Gritos se elevaram de ambos os lados. Uma mulher se lançou contra um dos soldados, agarrando a frente de suas vestes de batalha enquanto suplicava por ajuda. A ponta de sua lança se levantou e a atingiu nas costelas. Os gritos se intensificaram à medida que os Altos-sangue restantes exigiam ordem e tentavam controlar a situação, enquanto aqueles com status de sangue mais baixo lutavam para sair dos portais de saída e os soldados lutavam para entender a situação. Alguns me notaram em pé na frente do tempus warp desaparecendo, mas estavam ocupados demais com a multidão.
Então Dragoth apareceu, sua massa e chifres de touro fazendo-o parecer um gigante contra a multidão de Alacryanos. Seus olhos encontraram os meus imediatamente, e ele deu alguns passos agressivos para a frente, depois recuou. Mesmo de longe, eu podia sentir o medo dele.
Bom, pensei, esperando que esse medo fosse suficiente para garantir que essas pessoas ficassem bem.
Sentindo o portal se desfazendo agora que sua conexão com o tempus warp tinha sido cortada, dei um passo para trás através dele.

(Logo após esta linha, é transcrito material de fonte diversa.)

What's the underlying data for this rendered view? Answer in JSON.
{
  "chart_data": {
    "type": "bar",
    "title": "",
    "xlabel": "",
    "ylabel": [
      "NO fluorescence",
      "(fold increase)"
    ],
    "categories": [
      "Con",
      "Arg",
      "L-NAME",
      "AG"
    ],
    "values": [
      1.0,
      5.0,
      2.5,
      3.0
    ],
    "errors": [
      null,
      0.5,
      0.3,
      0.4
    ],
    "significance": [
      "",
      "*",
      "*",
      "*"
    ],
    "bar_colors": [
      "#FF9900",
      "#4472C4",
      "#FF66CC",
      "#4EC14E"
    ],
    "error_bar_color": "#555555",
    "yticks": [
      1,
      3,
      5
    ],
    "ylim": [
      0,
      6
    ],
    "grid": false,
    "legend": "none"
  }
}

Tudo mudou. A transição foi suave, não instantânea, mas quase imperceptível. A luz falsa do céu azul das Relictombs foi substituída pelo verdadeiro sol. Em vez da atmosfera sufocante do pátio, inspirei uma lufada de ar fresco, e uma brisa fresca tocou minha pele.

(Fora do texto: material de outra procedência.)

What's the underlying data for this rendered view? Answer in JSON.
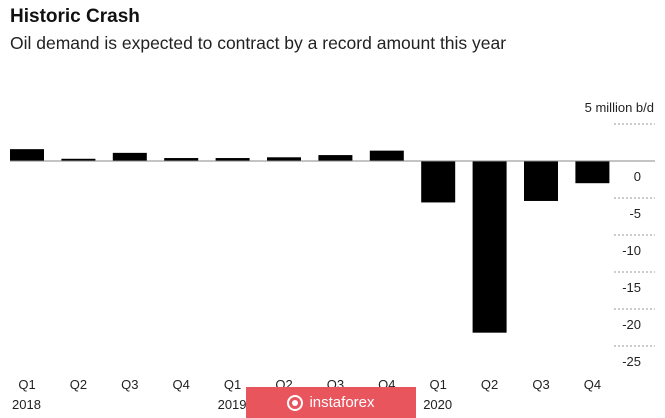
{
  "chart_data": {
    "type": "bar",
    "title": "Historic Crash",
    "subtitle": "Oil demand is expected to contract by a record amount this year",
    "unit_label": "5 million b/d",
    "categories": [
      "Q1",
      "Q2",
      "Q3",
      "Q4",
      "Q1",
      "Q2",
      "Q3",
      "Q4",
      "Q1",
      "Q2",
      "Q3",
      "Q4"
    ],
    "years": [
      {
        "label": "2018",
        "index": 0
      },
      {
        "label": "2019",
        "index": 4
      },
      {
        "label": "2020",
        "index": 8
      }
    ],
    "values": [
      1.6,
      0.3,
      1.1,
      0.4,
      0.4,
      0.5,
      0.8,
      1.4,
      -5.6,
      -23.2,
      -5.4,
      -3.0
    ],
    "yticks": [
      5,
      0,
      -5,
      -10,
      -15,
      -20,
      -25
    ],
    "ytick_labels": [
      "",
      "0",
      "-5",
      "-10",
      "-15",
      "-20",
      "-25"
    ],
    "ylim": [
      -27,
      5
    ],
    "grid": "dashed-right",
    "bar_color": "#000000"
  },
  "watermark": {
    "text": "instaforex",
    "icon": "instaforex-logo-icon",
    "color": "#e8555d"
  }
}
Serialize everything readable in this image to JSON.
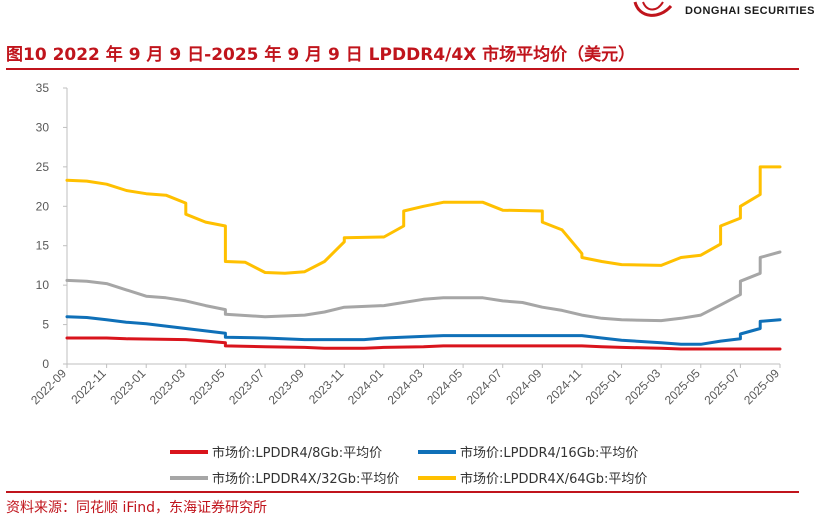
{
  "header": {
    "brand": "DONGHAI SECURITIES",
    "title": "图10  2022 年 9 月 9 日-2025 年 9 月 9 日 LPDDR4/4X 市场平均价（美元）"
  },
  "footer": {
    "source": "资料来源：同花顺 iFind，东海证券研究所"
  },
  "colors": {
    "accent": "#c0141c",
    "series": [
      "#d9141c",
      "#0f70b8",
      "#a6a6a6",
      "#ffc000"
    ]
  },
  "chart_data": {
    "type": "line",
    "ylim": [
      0,
      35
    ],
    "yticks": [
      0,
      5,
      10,
      15,
      20,
      25,
      30,
      35
    ],
    "x_ticks": [
      "2022-09",
      "2022-11",
      "2023-01",
      "2023-03",
      "2023-05",
      "2023-07",
      "2023-09",
      "2023-11",
      "2024-01",
      "2024-03",
      "2024-05",
      "2024-07",
      "2024-09",
      "2024-11",
      "2025-01",
      "2025-03",
      "2025-05",
      "2025-07",
      "2025-09"
    ],
    "x_start": "2022-09",
    "grid": false,
    "legend_position": "bottom",
    "series": [
      {
        "name": "市场价:LPDDR4/8Gb:平均价",
        "points": [
          [
            "2022-09",
            3.3
          ],
          [
            "2022-11",
            3.3
          ],
          [
            "2022-12",
            3.2
          ],
          [
            "2023-03",
            3.1
          ],
          [
            "2023-04",
            2.9
          ],
          [
            "2023-05",
            2.7
          ],
          [
            "2023-05",
            2.3
          ],
          [
            "2023-07",
            2.2
          ],
          [
            "2023-09",
            2.1
          ],
          [
            "2023-10",
            2.0
          ],
          [
            "2023-12",
            2.0
          ],
          [
            "2024-01",
            2.1
          ],
          [
            "2024-03",
            2.2
          ],
          [
            "2024-04",
            2.3
          ],
          [
            "2024-11",
            2.3
          ],
          [
            "2024-12",
            2.2
          ],
          [
            "2025-01",
            2.1
          ],
          [
            "2025-03",
            2.0
          ],
          [
            "2025-04",
            1.9
          ],
          [
            "2025-09",
            1.9
          ]
        ]
      },
      {
        "name": "市场价:LPDDR4/16Gb:平均价",
        "points": [
          [
            "2022-09",
            6.0
          ],
          [
            "2022-10",
            5.9
          ],
          [
            "2022-11",
            5.6
          ],
          [
            "2022-12",
            5.3
          ],
          [
            "2023-01",
            5.1
          ],
          [
            "2023-02",
            4.8
          ],
          [
            "2023-03",
            4.5
          ],
          [
            "2023-04",
            4.2
          ],
          [
            "2023-05",
            3.9
          ],
          [
            "2023-05",
            3.4
          ],
          [
            "2023-07",
            3.3
          ],
          [
            "2023-09",
            3.1
          ],
          [
            "2023-12",
            3.1
          ],
          [
            "2024-01",
            3.3
          ],
          [
            "2024-03",
            3.5
          ],
          [
            "2024-04",
            3.6
          ],
          [
            "2024-11",
            3.6
          ],
          [
            "2024-12",
            3.3
          ],
          [
            "2025-01",
            3.0
          ],
          [
            "2025-03",
            2.7
          ],
          [
            "2025-04",
            2.5
          ],
          [
            "2025-05",
            2.5
          ],
          [
            "2025-06",
            2.9
          ],
          [
            "2025-07",
            3.2
          ],
          [
            "2025-07",
            3.8
          ],
          [
            "2025-08",
            4.5
          ],
          [
            "2025-08",
            5.4
          ],
          [
            "2025-09",
            5.6
          ]
        ]
      },
      {
        "name": "市场价:LPDDR4X/32Gb:平均价",
        "points": [
          [
            "2022-09",
            10.6
          ],
          [
            "2022-10",
            10.5
          ],
          [
            "2022-11",
            10.2
          ],
          [
            "2022-12",
            9.4
          ],
          [
            "2023-01",
            8.6
          ],
          [
            "2023-02",
            8.4
          ],
          [
            "2023-03",
            8.0
          ],
          [
            "2023-04",
            7.4
          ],
          [
            "2023-05",
            6.9
          ],
          [
            "2023-05",
            6.3
          ],
          [
            "2023-07",
            6.0
          ],
          [
            "2023-09",
            6.2
          ],
          [
            "2023-10",
            6.6
          ],
          [
            "2023-11",
            7.2
          ],
          [
            "2024-01",
            7.4
          ],
          [
            "2024-03",
            8.2
          ],
          [
            "2024-04",
            8.4
          ],
          [
            "2024-06",
            8.4
          ],
          [
            "2024-07",
            8.0
          ],
          [
            "2024-08",
            7.8
          ],
          [
            "2024-09",
            7.2
          ],
          [
            "2024-10",
            6.8
          ],
          [
            "2024-11",
            6.2
          ],
          [
            "2024-12",
            5.8
          ],
          [
            "2025-01",
            5.6
          ],
          [
            "2025-03",
            5.5
          ],
          [
            "2025-04",
            5.8
          ],
          [
            "2025-05",
            6.2
          ],
          [
            "2025-06",
            7.5
          ],
          [
            "2025-07",
            8.8
          ],
          [
            "2025-07",
            10.5
          ],
          [
            "2025-08",
            11.5
          ],
          [
            "2025-08",
            13.5
          ],
          [
            "2025-09",
            14.2
          ]
        ]
      },
      {
        "name": "市场价:LPDDR4X/64Gb:平均价",
        "points": [
          [
            "2022-09",
            23.3
          ],
          [
            "2022-10",
            23.2
          ],
          [
            "2022-11",
            22.8
          ],
          [
            "2022-12",
            22.0
          ],
          [
            "2023-01",
            21.6
          ],
          [
            "2023-02",
            21.4
          ],
          [
            "2023-03",
            20.4
          ],
          [
            "2023-03",
            19.0
          ],
          [
            "2023-04",
            18.0
          ],
          [
            "2023-05",
            17.5
          ],
          [
            "2023-05",
            13.0
          ],
          [
            "2023-06",
            12.9
          ],
          [
            "2023-07",
            11.6
          ],
          [
            "2023-08",
            11.5
          ],
          [
            "2023-09",
            11.7
          ],
          [
            "2023-10",
            13.0
          ],
          [
            "2023-11",
            15.5
          ],
          [
            "2023-11",
            16.0
          ],
          [
            "2024-01",
            16.1
          ],
          [
            "2024-02",
            17.5
          ],
          [
            "2024-02",
            19.4
          ],
          [
            "2024-03",
            20.0
          ],
          [
            "2024-04",
            20.5
          ],
          [
            "2024-06",
            20.5
          ],
          [
            "2024-07",
            19.5
          ],
          [
            "2024-09",
            19.4
          ],
          [
            "2024-09",
            18.0
          ],
          [
            "2024-10",
            17.0
          ],
          [
            "2024-11",
            14.0
          ],
          [
            "2024-11",
            13.5
          ],
          [
            "2024-12",
            13.0
          ],
          [
            "2025-01",
            12.6
          ],
          [
            "2025-03",
            12.5
          ],
          [
            "2025-04",
            13.5
          ],
          [
            "2025-05",
            13.8
          ],
          [
            "2025-06",
            15.2
          ],
          [
            "2025-06",
            17.5
          ],
          [
            "2025-07",
            18.5
          ],
          [
            "2025-07",
            20.0
          ],
          [
            "2025-08",
            21.5
          ],
          [
            "2025-08",
            23.5
          ],
          [
            "2025-08",
            25.0
          ],
          [
            "2025-09",
            25.0
          ]
        ]
      }
    ]
  }
}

Virando-me, tentei me situar. Havíamos aparecido na ampla faixa de grama entre a Clareira das Bestas e um dos assentamentos alacryanos nos arredores dos Desertos de Elenoir. Procurei entre as centenas de pessoas aglomeradas por minha irmã, Caera, ou Seris, mas não as vi imediatamente.
No entanto, de pé bem ao meu lado estavam Chul e Sylvie.
Encontrei o olhar de meu vínculo. “Você viu a El—”
O rosto de Sylvie estava pálido, o suor brilhando em sua testa. Seus olhos estavam vidrados, olhando sem foco para o vazio.
Franzi a testa, estendendo a mão para ela, segurando seu braço enquanto minha mente a sondava.
A força me deixou e senti minhas pernas cederem. Nem mesmo tive tempo para me perguntar o que tinha acontecido antes que minha mente fosse puxada para longe do meu corpo, arrastada na esteira do pensamento que atingira Sylvie.
Luz e cor passavam por todos os lados, imagens indistintas aparecendo e desaparecendo rapidamente demais para fazer sentido. Embora eu não pudesse vê-la, eu podia sentir Sylvie logo à minha frente. O mundo se desfez, e estávamos sozinhos, apenas nós dois, acelerando como uma flecha por este túnel de luz.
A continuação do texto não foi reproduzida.